W większości krajów europejskich obowiązkowa nauka języka obcego rozpoczyna się w szkole podstawowej. Dziecko ma z językiem pierwszy kontakt około ósmego–dziesiątego roku życia. Są jednak państwa, które przesuwają tę granicę w dół. W Norwegii nauka języka obcego zaczyna się w wieku sześciu lat, a w niemieckojęzycznej części Belgii dzieci uczą się go od 3. roku życia. Jeszcze niedawno Polska wprowadzała język obcy jako jedna z ostatnich w Europie – w 10. roku życia (IV klasa szkoły podstawowej). Dziś język angielski rozpoczyna się już w pierwszej klasie, a zajęcia językowe mają też dzieci w przedszkolach.

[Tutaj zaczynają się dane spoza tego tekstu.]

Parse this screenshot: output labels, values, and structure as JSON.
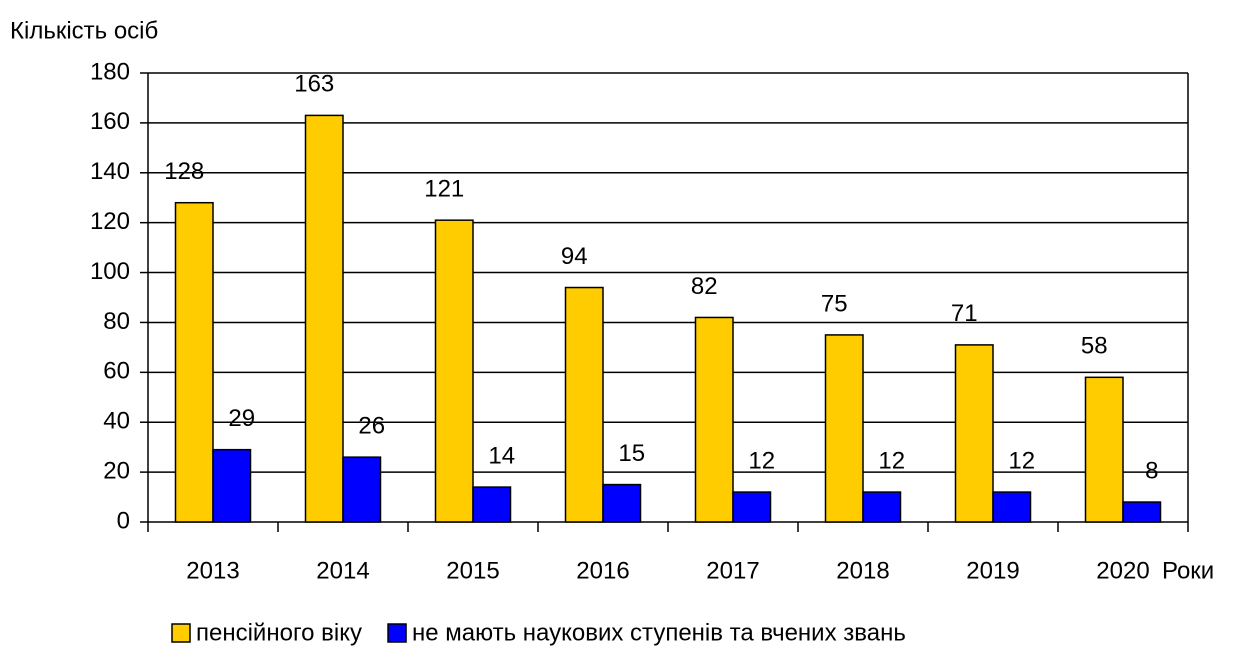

Wprawdzie języki obce zyskują coraz silniejszą pozycję wśród przedmiotów obowiązkowych w programie nauczania w podstawówkach, jednak czas przeznaczony na te przedmioty nie przekracza zazwyczaj 10 procent łącznego wymiaru zajęć dydaktycznych. Najwięcej czasu na naukę języka obcego poświęcają mieszkańcy Luksemburga – to ponad 3,7 tys. godzin przez okres odpowiadający naszej szkole podstawowej i gimnazjum. 1,7 tys. godzin uczą się dzieci na Malcie, a 1,2 tys. – na Węgrzech.

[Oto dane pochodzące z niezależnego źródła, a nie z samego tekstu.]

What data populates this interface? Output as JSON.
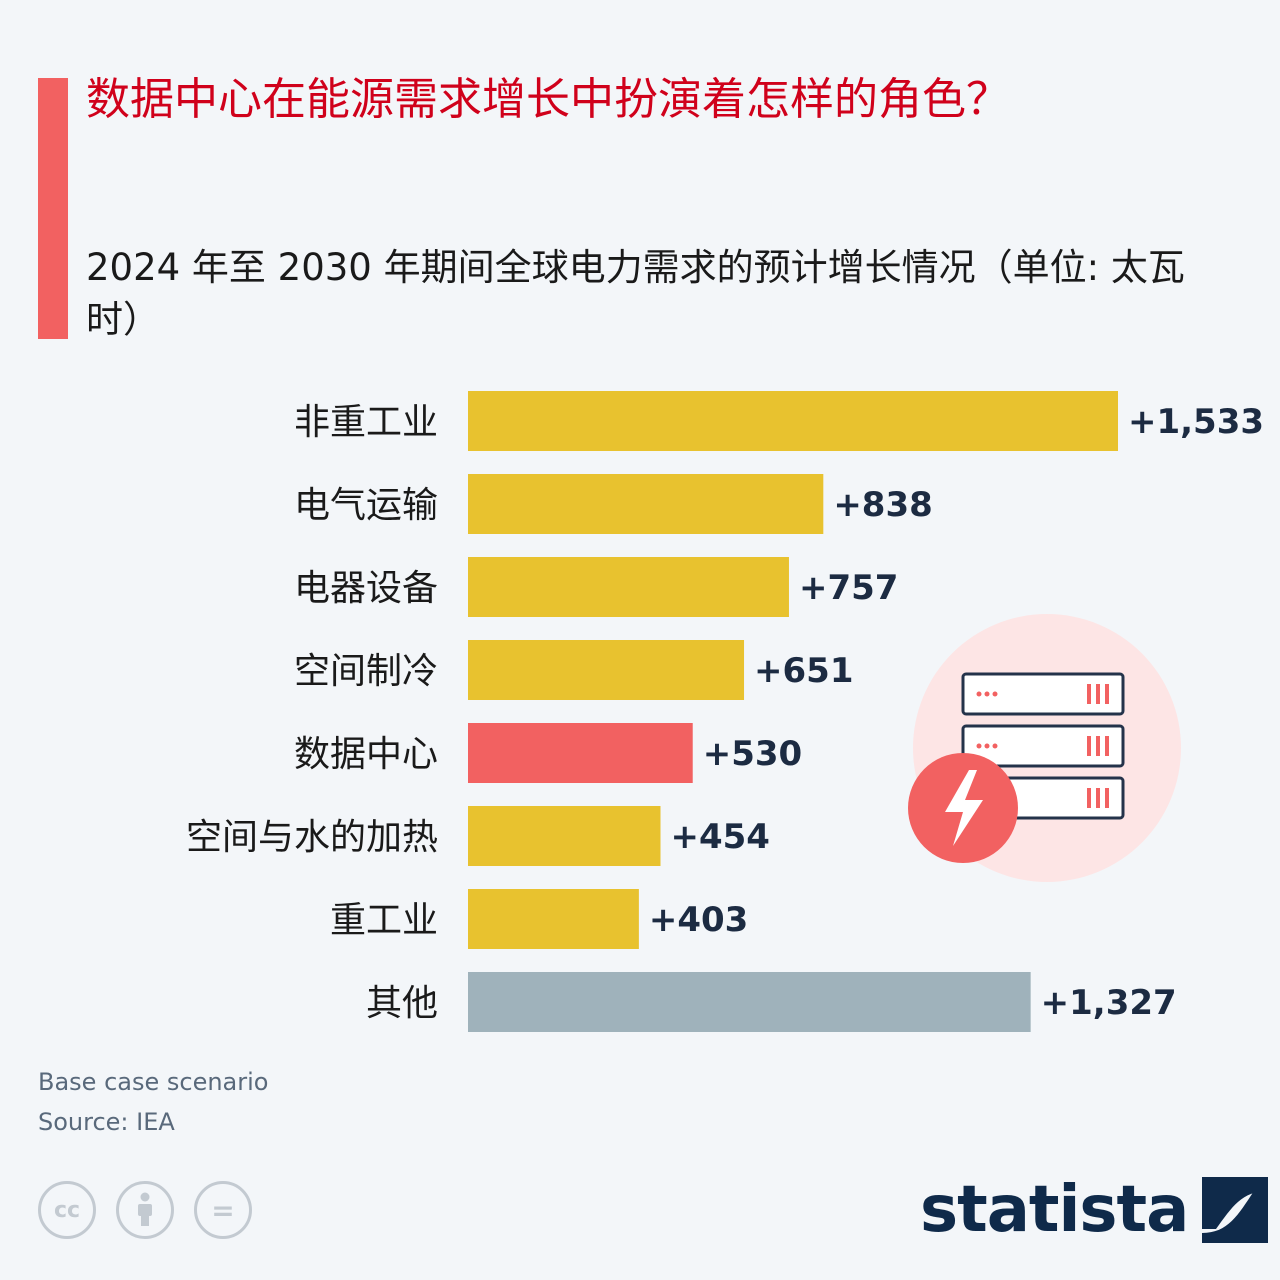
{
  "header": {
    "title": "数据中心在能源需求增长中扮演着怎样的角色？",
    "subtitle": "2024 年至 2030 年期间全球电力需求的预计增长情况（单位: 太瓦时）"
  },
  "chart_data": {
    "type": "bar",
    "orientation": "horizontal",
    "categories": [
      "非重工业",
      "电气运输",
      "电器设备",
      "空间制冷",
      "数据中心",
      "空间与水的加热",
      "重工业",
      "其他"
    ],
    "values": [
      1533,
      838,
      757,
      651,
      530,
      454,
      403,
      1327
    ],
    "value_labels": [
      "+1,533",
      "+838",
      "+757",
      "+651",
      "+530",
      "+454",
      "+403",
      "+1,327"
    ],
    "bar_colors": [
      "#e8c22f",
      "#e8c22f",
      "#e8c22f",
      "#e8c22f",
      "#f26161",
      "#e8c22f",
      "#e8c22f",
      "#9fb2bb"
    ],
    "xlim": [
      0,
      1533
    ],
    "grid": false,
    "legend": "none"
  },
  "footer": {
    "note": "Base case scenario",
    "source": "Source: IEA",
    "license_icons": [
      "cc-icon",
      "attribution-icon",
      "no-derivatives-icon"
    ],
    "cc_text": "cc",
    "nd_text": "=",
    "brand": "statista"
  },
  "colors": {
    "accent": "#f26161",
    "title": "#d0011b",
    "bar_default": "#e8c22f",
    "bar_highlight": "#f26161",
    "bar_other": "#9fb2bb",
    "value_text": "#1c2b42"
  }
}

W 14 krajach europejskich obowiązkowym dla wszystkich uczniów językiem jest angielski. Nawet jeżeli zapewniony jest wybór, uczniowie oraz ich rodzice zwykle go wybierają. Angielski jest obecnie najczęściej nauczanym językiem w szkole podstawowej. W trakcie obowiązkowej nauki szkolnej uczy się go 90 proc. wszystkich uczniów na Starym Kontynencie. Jeżeli nauczany jest drugi język obcy, najczęściej wybierane są francuski oraz niemiecki. Ten ostatni jest szczególnie popularny w krajach Europy Środkowej i Wschodniej (między innymi w Polsce), natomiast język francuski w krajach Europy Południowej. Język rosyjski jest drugim najczęściej nauczanym językiem obcym na Łotwie i Litwie, gdzie mieszkają duże społeczności osób rosyjskojęzycznych, a także w Bułgarii.
W roku szkolnym 2009/2010 średnio 60,8 proc. uczniów uczęszczających do szkół średnich I stopnia w Europie uczyło się co najmniej dwóch języków obcych. Jest to wzrost o 14,1 pkt proc. w porównaniu z rokiem 2004/2005.